Penguatan terjadi karena sebagian besar sektor ikut naik sejalan dengan pasar China daratan. Sentimen membaik menjelang rilis data penting Hong Kong, sementara investor mulai berani ambil posisi setelah tekanan pasar mereda dibanding awal sesi.
Sektor properti jadi sorotan. Saham properti melonjak sekitar 1,6% setelah pengembang bermasalah China Vanke mendapat persetujuan pemegang obligasi untuk menunda pembayaran obligasi domestik besar—langkah yang dinilai membantu meredakan tekanan likuiditas dan mengurangi risiko gagal bayar.

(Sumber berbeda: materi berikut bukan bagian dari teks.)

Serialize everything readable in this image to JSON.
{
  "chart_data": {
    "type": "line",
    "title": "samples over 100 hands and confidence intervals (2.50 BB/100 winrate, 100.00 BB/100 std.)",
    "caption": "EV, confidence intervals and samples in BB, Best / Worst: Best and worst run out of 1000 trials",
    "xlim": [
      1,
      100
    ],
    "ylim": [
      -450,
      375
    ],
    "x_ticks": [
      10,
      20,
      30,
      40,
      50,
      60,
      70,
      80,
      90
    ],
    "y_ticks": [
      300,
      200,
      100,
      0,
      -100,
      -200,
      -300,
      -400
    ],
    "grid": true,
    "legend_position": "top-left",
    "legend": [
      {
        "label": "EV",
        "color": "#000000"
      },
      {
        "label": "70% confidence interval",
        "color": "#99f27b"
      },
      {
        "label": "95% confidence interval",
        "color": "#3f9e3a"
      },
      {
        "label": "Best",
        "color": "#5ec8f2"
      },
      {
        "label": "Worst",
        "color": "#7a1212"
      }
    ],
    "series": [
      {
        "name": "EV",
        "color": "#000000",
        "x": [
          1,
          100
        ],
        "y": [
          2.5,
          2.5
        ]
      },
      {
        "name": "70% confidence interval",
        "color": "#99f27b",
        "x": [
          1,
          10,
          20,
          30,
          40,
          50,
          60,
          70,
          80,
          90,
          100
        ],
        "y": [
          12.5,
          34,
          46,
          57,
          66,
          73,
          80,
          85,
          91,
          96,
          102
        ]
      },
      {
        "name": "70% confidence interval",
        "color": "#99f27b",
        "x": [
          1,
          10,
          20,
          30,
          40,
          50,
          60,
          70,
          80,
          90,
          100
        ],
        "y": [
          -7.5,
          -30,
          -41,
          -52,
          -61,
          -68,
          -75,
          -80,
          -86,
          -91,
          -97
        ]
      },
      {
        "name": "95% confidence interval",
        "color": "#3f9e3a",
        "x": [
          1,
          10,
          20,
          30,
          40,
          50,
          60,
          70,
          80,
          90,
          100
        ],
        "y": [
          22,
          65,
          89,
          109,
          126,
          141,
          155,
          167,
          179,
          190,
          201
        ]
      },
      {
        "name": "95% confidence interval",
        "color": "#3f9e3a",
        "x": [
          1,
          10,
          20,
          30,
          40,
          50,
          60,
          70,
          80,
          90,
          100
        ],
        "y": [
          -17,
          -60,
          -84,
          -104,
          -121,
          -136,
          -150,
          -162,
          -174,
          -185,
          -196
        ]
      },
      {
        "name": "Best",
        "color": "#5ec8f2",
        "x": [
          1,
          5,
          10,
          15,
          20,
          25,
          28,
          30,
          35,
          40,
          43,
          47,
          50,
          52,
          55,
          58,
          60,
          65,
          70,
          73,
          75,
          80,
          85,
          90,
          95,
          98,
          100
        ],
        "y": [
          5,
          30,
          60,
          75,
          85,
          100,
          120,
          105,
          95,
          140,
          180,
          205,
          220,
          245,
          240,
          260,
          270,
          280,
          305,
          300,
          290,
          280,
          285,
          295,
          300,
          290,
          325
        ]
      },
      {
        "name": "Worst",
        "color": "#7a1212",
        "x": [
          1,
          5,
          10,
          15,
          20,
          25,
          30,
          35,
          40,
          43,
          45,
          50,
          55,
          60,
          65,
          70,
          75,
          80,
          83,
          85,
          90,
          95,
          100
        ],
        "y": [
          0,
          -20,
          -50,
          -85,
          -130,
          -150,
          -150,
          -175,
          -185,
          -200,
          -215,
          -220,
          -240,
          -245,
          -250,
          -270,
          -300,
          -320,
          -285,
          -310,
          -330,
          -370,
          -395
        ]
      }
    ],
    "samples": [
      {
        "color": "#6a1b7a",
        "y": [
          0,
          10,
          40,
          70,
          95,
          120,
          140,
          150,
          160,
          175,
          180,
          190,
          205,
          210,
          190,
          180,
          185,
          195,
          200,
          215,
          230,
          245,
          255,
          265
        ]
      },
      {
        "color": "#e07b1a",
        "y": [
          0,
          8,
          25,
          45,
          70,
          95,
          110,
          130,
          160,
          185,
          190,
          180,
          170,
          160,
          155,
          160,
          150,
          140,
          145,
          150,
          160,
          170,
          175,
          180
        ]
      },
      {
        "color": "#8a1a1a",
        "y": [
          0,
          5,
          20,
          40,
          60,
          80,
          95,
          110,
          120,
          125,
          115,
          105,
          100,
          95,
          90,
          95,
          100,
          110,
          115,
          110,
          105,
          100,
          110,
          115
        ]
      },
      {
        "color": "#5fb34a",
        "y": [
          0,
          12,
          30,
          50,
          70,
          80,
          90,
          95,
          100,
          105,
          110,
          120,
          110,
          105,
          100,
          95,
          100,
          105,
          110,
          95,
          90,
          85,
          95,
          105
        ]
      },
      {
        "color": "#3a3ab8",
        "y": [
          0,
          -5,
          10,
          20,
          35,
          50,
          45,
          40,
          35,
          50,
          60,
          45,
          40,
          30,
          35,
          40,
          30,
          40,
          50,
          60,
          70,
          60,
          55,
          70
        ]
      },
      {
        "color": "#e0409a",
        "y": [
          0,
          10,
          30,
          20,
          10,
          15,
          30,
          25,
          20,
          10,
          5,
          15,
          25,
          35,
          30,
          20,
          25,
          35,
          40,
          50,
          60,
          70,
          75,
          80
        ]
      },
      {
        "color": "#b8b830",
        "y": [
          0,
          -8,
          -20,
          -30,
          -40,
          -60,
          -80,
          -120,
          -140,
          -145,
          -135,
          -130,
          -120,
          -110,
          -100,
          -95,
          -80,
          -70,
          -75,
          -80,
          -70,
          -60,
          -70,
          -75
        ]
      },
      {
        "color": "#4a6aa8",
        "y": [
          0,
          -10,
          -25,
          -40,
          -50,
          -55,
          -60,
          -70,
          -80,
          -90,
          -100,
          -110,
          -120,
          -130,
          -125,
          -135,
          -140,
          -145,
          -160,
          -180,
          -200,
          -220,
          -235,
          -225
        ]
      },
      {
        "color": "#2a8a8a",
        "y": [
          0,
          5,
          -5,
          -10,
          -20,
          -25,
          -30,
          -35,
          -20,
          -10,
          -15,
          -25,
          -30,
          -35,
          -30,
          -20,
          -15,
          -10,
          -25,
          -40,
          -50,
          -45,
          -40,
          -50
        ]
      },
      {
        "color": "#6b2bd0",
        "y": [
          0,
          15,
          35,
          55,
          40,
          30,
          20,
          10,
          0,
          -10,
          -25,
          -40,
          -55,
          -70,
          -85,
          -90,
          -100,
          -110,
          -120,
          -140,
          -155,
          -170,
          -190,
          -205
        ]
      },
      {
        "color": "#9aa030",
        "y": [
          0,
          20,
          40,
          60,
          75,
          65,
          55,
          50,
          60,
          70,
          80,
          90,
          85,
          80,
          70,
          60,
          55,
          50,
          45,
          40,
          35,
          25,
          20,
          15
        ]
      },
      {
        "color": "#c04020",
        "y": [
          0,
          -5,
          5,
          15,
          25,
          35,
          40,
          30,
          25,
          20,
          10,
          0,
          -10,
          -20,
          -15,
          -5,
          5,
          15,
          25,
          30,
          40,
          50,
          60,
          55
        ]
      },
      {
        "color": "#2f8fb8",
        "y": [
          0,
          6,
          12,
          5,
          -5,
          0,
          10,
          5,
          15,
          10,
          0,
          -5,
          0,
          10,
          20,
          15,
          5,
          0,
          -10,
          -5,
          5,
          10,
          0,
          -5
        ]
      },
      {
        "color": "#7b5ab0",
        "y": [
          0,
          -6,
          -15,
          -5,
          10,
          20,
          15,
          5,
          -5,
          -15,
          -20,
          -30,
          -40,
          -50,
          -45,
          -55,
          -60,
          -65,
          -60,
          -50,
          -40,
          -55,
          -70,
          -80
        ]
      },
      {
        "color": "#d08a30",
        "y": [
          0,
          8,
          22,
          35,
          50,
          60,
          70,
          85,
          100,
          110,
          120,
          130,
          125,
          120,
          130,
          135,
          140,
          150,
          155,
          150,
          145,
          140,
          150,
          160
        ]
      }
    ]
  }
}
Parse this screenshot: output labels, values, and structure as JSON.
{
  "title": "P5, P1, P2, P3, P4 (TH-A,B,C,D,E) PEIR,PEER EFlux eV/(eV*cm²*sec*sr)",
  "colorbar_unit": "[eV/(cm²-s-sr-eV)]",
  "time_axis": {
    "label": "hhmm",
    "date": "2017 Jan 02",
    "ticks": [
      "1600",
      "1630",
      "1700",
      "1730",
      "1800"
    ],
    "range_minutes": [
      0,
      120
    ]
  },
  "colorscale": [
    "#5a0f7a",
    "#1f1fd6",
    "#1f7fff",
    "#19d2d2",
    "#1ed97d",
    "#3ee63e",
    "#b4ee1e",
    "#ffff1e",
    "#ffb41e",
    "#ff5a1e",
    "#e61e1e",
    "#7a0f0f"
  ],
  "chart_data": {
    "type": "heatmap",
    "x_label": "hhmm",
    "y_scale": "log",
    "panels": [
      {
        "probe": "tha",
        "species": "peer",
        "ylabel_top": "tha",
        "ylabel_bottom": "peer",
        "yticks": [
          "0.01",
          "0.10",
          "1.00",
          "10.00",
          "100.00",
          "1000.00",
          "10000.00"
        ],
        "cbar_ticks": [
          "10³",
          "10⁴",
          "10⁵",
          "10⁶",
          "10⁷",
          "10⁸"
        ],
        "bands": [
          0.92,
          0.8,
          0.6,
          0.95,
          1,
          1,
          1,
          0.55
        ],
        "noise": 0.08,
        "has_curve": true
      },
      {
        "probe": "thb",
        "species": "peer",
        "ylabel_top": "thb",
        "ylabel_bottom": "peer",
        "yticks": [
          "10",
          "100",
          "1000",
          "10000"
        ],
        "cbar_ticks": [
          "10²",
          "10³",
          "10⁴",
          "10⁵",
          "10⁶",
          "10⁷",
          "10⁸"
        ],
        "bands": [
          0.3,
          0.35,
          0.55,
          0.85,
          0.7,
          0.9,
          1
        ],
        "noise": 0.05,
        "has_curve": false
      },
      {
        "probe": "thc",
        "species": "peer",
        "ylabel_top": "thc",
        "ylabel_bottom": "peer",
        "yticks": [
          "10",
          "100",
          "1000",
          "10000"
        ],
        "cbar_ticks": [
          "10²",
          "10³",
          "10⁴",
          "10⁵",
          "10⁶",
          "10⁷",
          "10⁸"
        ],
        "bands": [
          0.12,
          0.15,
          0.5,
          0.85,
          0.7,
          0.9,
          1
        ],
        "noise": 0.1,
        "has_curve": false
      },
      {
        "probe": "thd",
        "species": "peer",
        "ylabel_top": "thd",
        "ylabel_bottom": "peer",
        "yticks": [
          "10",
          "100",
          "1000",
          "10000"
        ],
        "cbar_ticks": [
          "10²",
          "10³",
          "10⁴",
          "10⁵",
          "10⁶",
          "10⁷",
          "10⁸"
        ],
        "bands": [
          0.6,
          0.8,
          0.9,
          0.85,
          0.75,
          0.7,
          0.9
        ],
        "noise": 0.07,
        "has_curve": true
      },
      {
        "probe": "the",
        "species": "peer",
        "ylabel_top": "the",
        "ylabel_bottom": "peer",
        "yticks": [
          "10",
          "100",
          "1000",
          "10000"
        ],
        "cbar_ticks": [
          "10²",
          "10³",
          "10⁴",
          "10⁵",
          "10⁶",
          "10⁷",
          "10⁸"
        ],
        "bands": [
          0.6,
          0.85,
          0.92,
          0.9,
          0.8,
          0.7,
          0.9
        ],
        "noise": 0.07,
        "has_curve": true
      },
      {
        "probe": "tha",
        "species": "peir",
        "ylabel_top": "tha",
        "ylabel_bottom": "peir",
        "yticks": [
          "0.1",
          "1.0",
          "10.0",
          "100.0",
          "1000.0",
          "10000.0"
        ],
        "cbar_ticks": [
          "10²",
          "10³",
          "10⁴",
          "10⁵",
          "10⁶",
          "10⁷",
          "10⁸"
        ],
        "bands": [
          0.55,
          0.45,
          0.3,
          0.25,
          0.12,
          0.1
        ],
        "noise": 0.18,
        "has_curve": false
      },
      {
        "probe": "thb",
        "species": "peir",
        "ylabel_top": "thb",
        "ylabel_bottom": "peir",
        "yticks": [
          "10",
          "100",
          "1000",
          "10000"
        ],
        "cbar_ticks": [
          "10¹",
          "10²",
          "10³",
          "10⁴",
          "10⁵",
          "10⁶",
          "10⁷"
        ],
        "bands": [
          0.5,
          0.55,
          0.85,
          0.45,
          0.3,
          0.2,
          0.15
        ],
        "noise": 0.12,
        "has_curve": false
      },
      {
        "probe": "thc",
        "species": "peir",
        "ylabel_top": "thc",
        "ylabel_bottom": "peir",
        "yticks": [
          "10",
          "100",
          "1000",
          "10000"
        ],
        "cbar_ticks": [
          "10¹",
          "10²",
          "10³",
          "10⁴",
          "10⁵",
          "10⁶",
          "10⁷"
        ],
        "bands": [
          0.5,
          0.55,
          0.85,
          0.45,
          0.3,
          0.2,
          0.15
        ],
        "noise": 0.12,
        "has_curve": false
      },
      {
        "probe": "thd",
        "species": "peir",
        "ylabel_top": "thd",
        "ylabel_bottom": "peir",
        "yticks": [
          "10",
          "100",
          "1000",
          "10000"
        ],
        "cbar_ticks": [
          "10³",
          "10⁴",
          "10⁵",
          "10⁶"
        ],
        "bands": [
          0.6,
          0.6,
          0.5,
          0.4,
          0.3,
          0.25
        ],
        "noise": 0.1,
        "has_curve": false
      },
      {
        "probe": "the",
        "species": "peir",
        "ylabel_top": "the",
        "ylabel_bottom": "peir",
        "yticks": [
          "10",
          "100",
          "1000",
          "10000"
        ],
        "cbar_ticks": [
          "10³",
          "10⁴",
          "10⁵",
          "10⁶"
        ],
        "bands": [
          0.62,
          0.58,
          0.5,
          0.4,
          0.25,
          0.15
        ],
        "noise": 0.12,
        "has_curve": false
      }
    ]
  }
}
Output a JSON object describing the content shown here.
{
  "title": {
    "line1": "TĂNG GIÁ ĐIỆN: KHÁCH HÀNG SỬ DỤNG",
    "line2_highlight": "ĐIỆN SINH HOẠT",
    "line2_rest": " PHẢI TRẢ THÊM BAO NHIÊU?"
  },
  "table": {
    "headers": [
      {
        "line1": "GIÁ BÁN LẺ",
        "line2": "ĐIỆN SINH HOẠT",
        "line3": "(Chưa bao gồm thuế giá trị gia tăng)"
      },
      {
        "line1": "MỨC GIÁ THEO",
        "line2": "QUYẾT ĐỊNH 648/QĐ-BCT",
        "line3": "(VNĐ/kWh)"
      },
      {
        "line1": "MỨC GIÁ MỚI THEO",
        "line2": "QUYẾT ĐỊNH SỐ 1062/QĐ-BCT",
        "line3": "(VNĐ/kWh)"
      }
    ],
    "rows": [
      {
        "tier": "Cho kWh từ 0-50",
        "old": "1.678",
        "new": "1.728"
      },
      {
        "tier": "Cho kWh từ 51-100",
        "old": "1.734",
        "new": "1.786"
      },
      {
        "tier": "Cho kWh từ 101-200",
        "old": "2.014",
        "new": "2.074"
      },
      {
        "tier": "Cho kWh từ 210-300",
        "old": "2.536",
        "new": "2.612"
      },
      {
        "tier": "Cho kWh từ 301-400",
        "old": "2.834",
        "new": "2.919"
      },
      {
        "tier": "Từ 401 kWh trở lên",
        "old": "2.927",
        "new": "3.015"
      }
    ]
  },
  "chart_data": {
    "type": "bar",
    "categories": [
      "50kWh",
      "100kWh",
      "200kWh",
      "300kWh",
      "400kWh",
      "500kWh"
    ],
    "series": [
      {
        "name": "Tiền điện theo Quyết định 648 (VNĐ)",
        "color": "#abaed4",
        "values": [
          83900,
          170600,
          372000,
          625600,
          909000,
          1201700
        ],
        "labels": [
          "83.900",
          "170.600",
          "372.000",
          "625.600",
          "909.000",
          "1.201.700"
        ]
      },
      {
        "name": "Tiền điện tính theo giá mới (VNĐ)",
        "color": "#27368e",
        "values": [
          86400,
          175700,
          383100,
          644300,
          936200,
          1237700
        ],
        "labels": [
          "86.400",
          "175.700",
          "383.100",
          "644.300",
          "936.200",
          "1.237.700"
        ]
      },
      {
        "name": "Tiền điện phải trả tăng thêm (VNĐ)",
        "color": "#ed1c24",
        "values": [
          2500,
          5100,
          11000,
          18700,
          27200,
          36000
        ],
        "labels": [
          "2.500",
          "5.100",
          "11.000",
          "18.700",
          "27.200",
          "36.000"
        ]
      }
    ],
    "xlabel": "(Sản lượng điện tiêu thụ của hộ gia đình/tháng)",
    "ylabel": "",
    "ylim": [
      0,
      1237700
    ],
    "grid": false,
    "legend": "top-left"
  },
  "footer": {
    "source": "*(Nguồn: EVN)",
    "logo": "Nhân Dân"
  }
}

Dari sisi global, bursa Asia juga terbantu oleh arah pasar AS. Kontrak berjangka saham AS bergerak naik tipis setelah Wall Street reli pada Rabu, menyusul Trump yang mundur dari ancaman tarif terkait ambisinya atas Greenland, sehingga kekhawatiran perang dagang dengan sebagian negara Eropa ikut mereda.
Untuk saham-saham yang mencolok di Hong Kong, Pop Mart melonjak 6,1%, Li Auto naik 3,6%, Laopu Gold menguat 3,0%, dan Chow Tai Fook bertambah 2,6%. Selanjutnya, pasar menunggu data inflasi Hong Kong Desember hari ini dan rilis sentimen bisnis kuartal I pada Jumat, setelah sebelumnya sempat menyentuh level tinggi dalam beberapa kuartal.